2) Change the system so that user packages that are depended by another 
user package are promoted automatically when the actual user package is 
promoted (like non-user packages are promoted currently). For example, 
when an user is testing Mauku, she is implicitely testing also the 
microfeed package [1]).

3) Find a way to overcome the limitations when an upgraded package is an 
important security fix.

    And here are my older suggestions [2], which, I think, are still valid:

* Negative karma can be given _only_ if it based on the agreed QA 
requirements. (Testers are still giving karma based on their subjective 
thinking instead of QA requirements.)

* The package page should have a link to a bug tracker and the link must 
be used! (Comments are stored into a wrong place currently. It is double 
effort for a developer to track the packages interface in addition to 

* Negative karma can be given _only_ with a link to a bug tracker having 
a bug report about the show stopper. It may be either a new bug report 
written by the tester or an old open bug report just referred in the 

* Negative karma is automatically removed when the related bug report is 
closed (fixed or other way resolved). (Currently, there is no way to 
remove the negative karma (thumbs down) if the bug is fixed. Please, 
note that the bug may be in the library code, and the bug in the package 
is thus actually fixed when the library is fixed. So, there would not be 
any need to update the application package every time.)
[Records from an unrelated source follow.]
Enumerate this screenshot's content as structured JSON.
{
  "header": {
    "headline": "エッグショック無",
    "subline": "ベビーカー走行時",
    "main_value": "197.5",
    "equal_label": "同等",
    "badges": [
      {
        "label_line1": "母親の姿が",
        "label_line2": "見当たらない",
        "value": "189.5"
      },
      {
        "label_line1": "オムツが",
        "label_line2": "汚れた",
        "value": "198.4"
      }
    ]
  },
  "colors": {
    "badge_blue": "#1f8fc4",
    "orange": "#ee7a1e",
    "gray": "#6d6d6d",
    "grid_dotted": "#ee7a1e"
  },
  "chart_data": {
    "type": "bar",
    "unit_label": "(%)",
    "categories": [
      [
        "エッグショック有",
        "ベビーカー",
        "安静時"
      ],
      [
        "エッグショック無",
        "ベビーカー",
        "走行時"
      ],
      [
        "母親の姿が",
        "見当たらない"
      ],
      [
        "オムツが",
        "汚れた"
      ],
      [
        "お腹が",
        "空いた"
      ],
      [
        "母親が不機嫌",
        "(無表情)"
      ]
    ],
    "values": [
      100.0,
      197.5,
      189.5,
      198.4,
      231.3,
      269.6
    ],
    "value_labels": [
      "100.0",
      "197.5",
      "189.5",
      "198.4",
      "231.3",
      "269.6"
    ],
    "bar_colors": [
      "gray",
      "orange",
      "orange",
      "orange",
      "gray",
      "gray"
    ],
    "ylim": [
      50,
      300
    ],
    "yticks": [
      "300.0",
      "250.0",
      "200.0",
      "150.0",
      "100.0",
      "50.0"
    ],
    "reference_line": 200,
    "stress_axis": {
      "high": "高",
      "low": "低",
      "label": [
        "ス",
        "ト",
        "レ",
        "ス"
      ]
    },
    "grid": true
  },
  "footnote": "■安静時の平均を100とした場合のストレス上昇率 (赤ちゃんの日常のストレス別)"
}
    P.S. I do not necessarily see that more testers will make things 
easier and more workable. The more testers there are, the more 
subjective evaluations we will get. If one tester just do not like the 
graphics of an application he may give thumbs down, and even four other 
testers giving thumbs up are needed to fix that misjudgement. I really 
would like to see a discussion about the responsibilities of testers. 
Should there be a mechanism to give negative karma to testers who are 
not following the QA rules, or even way to ban them?